BLBG: Gold Gains for Second Day as Europe Debt Concerns Boost Demand for Haven
Gold rose for a second straight day as mounting government debt in Europe boosted demand for the precious metal as a haven.
The euro declined against the dollar after Moody’s Investors Service cut Portugal’s credit rating to junk, renewing concerns another European nation will need a bailout. Gold fell in the previous two weeks as Greece avoided a default.
“You’re getting a flight-to-quality fear coming in for gold,” said Adam Klopfenstein, a senior market strategist at broker Lind-Waldock in Chicago. “With the anxieties in Portugal and the ongoing debt-ceiling problems in the U.S., there are too many bullish cases for gold.”
Gold futures for August delivery rose $16.60, or 1.1 percent, to $1,529.30 an ounce at 10:54 a.m. on the Comex in New York.

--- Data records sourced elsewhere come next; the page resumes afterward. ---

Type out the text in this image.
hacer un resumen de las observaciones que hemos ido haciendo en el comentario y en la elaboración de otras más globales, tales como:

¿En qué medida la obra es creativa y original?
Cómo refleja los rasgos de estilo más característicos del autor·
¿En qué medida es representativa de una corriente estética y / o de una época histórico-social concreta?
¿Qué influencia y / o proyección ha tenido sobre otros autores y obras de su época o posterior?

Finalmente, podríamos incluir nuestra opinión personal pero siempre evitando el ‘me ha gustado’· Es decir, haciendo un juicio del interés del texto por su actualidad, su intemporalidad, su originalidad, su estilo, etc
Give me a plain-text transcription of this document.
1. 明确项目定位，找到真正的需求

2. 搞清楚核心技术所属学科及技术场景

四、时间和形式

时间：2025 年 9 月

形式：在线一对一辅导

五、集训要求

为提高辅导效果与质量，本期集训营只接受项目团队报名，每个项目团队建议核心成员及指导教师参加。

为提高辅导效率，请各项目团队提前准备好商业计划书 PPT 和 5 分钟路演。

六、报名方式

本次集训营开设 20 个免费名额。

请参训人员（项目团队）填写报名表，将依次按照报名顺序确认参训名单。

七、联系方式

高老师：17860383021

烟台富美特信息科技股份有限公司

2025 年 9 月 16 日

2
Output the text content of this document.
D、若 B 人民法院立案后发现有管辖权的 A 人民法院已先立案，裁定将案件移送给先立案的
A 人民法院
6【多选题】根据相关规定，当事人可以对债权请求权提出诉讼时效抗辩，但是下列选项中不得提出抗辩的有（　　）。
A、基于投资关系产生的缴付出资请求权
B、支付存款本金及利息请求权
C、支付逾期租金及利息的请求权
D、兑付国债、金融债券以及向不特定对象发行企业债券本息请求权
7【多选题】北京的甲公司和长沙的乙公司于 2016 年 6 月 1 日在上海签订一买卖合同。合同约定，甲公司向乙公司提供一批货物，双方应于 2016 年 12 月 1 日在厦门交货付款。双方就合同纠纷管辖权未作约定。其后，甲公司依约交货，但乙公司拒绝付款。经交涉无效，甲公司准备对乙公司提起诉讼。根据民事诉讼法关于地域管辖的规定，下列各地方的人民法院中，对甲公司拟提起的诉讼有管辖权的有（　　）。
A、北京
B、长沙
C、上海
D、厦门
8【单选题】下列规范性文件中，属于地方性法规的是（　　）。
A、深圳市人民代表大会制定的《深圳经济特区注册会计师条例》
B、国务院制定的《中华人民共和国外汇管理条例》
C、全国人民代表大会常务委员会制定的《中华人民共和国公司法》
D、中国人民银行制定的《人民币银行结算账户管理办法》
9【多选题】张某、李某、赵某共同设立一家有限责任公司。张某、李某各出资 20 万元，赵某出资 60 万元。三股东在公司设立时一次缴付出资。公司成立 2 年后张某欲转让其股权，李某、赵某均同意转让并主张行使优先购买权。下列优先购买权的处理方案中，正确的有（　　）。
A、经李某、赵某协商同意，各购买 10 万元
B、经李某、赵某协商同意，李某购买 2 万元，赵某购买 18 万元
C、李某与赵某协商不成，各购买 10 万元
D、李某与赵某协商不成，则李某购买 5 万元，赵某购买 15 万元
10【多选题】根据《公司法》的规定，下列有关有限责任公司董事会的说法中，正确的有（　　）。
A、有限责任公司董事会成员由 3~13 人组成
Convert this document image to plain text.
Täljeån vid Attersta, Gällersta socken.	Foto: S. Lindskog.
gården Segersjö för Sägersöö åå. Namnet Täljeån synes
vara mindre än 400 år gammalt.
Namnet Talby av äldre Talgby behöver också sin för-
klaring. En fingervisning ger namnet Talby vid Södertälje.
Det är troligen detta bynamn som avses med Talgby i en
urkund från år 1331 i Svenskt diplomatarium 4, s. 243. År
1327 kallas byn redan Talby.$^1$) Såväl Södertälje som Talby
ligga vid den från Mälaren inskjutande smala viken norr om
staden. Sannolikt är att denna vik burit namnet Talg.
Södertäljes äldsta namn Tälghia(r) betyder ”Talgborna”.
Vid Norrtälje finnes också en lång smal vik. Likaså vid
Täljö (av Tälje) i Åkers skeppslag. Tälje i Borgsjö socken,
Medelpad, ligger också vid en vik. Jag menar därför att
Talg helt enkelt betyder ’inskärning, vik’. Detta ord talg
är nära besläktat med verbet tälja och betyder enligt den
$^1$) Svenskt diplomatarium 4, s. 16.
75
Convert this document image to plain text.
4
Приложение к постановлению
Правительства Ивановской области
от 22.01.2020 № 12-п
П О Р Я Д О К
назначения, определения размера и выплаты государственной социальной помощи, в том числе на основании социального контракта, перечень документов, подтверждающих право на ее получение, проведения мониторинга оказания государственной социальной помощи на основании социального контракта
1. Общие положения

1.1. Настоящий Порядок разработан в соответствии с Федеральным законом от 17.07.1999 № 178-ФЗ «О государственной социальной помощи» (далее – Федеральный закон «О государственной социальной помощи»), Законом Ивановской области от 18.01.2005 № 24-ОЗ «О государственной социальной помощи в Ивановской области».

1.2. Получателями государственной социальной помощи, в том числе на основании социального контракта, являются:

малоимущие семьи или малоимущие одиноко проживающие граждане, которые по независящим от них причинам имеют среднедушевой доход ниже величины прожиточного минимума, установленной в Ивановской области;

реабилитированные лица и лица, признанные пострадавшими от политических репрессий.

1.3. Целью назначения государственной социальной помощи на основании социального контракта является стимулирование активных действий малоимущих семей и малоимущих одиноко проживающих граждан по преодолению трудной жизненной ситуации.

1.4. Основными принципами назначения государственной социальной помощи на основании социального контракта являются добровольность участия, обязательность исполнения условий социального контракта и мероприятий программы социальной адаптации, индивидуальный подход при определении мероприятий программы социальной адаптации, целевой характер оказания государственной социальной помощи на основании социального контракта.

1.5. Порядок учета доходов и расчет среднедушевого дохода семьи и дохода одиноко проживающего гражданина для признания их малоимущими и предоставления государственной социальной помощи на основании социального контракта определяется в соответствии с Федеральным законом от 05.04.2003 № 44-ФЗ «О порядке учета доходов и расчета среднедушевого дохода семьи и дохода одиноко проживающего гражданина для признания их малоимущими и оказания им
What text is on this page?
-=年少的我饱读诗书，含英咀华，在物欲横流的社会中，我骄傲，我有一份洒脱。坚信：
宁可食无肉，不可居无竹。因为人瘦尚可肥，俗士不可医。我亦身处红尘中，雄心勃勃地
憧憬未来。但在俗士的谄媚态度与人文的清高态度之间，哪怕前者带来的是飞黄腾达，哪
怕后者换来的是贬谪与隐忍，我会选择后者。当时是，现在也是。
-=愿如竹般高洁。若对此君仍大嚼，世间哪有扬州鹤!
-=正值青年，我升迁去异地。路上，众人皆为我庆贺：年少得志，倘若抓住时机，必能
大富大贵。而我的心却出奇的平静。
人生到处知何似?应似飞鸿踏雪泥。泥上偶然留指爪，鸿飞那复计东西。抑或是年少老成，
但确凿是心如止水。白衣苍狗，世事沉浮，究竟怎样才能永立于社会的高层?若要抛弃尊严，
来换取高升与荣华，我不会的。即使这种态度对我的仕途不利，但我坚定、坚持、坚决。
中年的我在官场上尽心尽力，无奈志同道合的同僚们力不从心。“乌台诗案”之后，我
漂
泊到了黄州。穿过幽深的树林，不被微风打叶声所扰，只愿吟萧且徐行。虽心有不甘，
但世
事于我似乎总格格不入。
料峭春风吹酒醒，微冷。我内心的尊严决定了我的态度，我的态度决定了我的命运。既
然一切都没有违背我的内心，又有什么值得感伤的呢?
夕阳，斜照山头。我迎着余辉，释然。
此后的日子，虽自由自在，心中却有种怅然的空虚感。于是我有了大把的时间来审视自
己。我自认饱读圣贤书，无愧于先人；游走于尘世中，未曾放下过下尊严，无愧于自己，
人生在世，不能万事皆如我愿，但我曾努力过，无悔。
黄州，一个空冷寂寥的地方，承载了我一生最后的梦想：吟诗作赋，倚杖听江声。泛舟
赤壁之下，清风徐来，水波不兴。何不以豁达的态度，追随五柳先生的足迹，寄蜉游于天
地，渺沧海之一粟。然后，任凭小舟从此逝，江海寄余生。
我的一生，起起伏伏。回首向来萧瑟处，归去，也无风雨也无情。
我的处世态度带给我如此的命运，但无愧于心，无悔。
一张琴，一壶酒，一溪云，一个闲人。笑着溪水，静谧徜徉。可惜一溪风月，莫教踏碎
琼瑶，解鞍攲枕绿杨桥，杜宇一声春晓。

The metal advanced 2 percent yesterday.
Before today, gold climbed 25 percent in the past 12 months as escalating sovereign-debt woes and record-low U.S. borrowing costs increased the appeal of the metal as an alternative to currencies. The price denominated in euros reached an all-time high on May 25.
Dennis Gartman, an economist and the editor of the Suffolk, Virginia-based Gartman Letter, recommended holding gold in foreign currencies to hedge against the relative strength of the dollar.
“We remain bullish of gold in non-U.S. dollar terms,” Gartman said in his daily note. “In the course of the past two days, what had been a position under attack has become a position of authority once again.”
Silver futures for September delivery rose 51 cents, or 1.4 percent, to $35.92 an ounce on the Comex.
Platinum futures for October delivery fell $3.60, or 0.2 percent, to $1,738.50 an ounce on the New York Mercantile Exchange.
Palladium futures for September delivery slipped $1.10, or 0.1 percent, to $774.55 an ounce on the Nymex.